League name League tier Sold-out fraction 2024-2025
Premier League 1 98.9%
Championship 2 81.4%
League One 3 68.1%
League Two 4 56.5%

At 98.9% sold-out, Premier League attendance is clearly limited by stadium size, so you would expect the stadium size groupings to clearly show up in the data, which they do. For the lower leagues, the sold-out fraction is less, meaning stadium size isn't a limiting factor and doesn't show up so much in the attendance data. 
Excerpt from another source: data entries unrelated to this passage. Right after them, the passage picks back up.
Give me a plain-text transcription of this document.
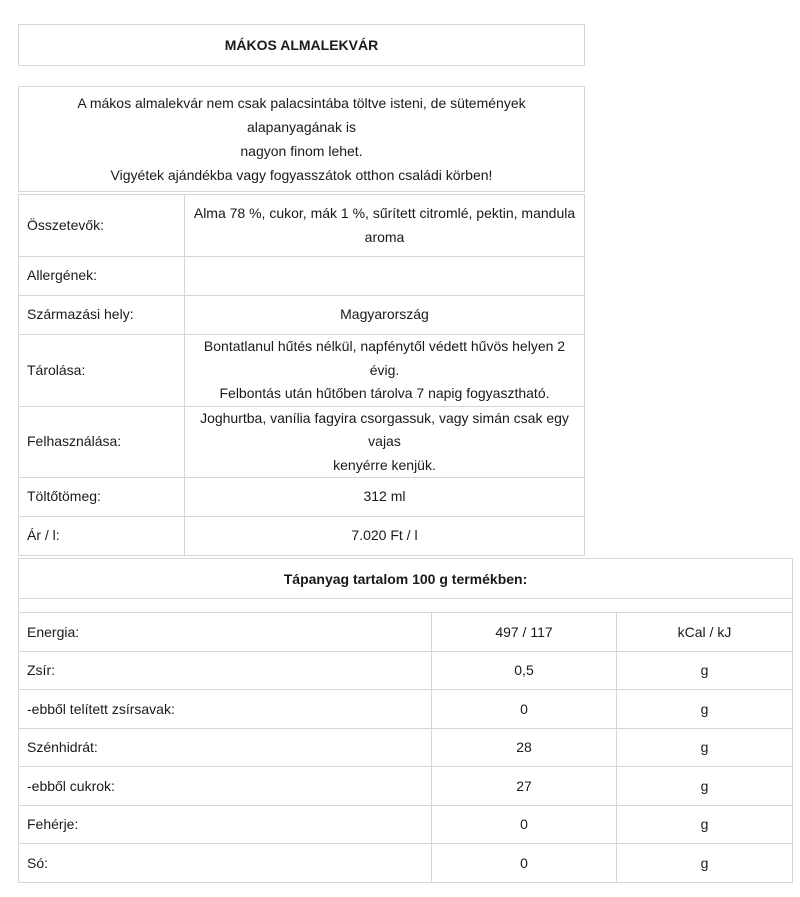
MÁKOS ALMALEKVÁR
A mákos almalekvár nem csak palacsintába töltve isteni, de sütemények alapanyagának is
nagyon finom lehet.
Vigyétek ajándékba vagy fogyasszátok otthon családi körben!
Összetevők:	Alma 78 %, cukor, mák 1 %, sűrített citromlé, pektin, mandula
aroma

Allergének:	
Származási hely:	Magyarország
Tárolása:	Bontatlanul hűtés nélkül, napfénytől védett hűvös helyen 2 évig.
Felbontás után hűtőben tárolva 7 napig fogyasztható.

Felhasználása:	Joghurtba, vanília fagyira csorgassuk, vagy simán csak egy vajas
kenyérre kenjük.

Töltőtömeg:	312 ml
Ár / l:	7.020 Ft / l
Tápanyag tartalom 100 g termékben:		

Energia:	497 / 117	kCal / kJ
Zsír:	0,5	g
-ebből telített zsírsavak:	0	g
Szénhidrát:	28	g
-ebből cukrok:	27	g
Fehérje:	0	g
Só:	0	g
There are a couple of points to make about stadium size. In the Premier League, the stadium size groupings support the idea of a league-within-a-league. Building 60,000+ capacity stadiums is hugely expensive, but if you can fill them, you get more revenue; Man Utd's stadium has a capacity of 74,197 compared to Bournemouth's 11,307 which is vastly different in size and of course, ticket sales. In the lower leagues, there are some stadiums with capacity way in excess of attendance, which must be a financial drag. Clubs are still building up their stadiums across all leagues, which is a striking vote of confidence in the future.

Attendance figures tell us a lot about changes in support and the structure of the game.

What of the future?

I’m hopeful for the future. I like the initiatives clubs are taking to make themselves family-friendly and I’m pleased to see hatred and violence being stamped out. I'd love to see attendance rise in the lower leagues and I'm very happy to see the rise of the women's game. Of course, there are still problems and I expect them to persist, with trouble sporadically occurring. My expectation is, attendances will rise as the game day experience becomes better for everyone.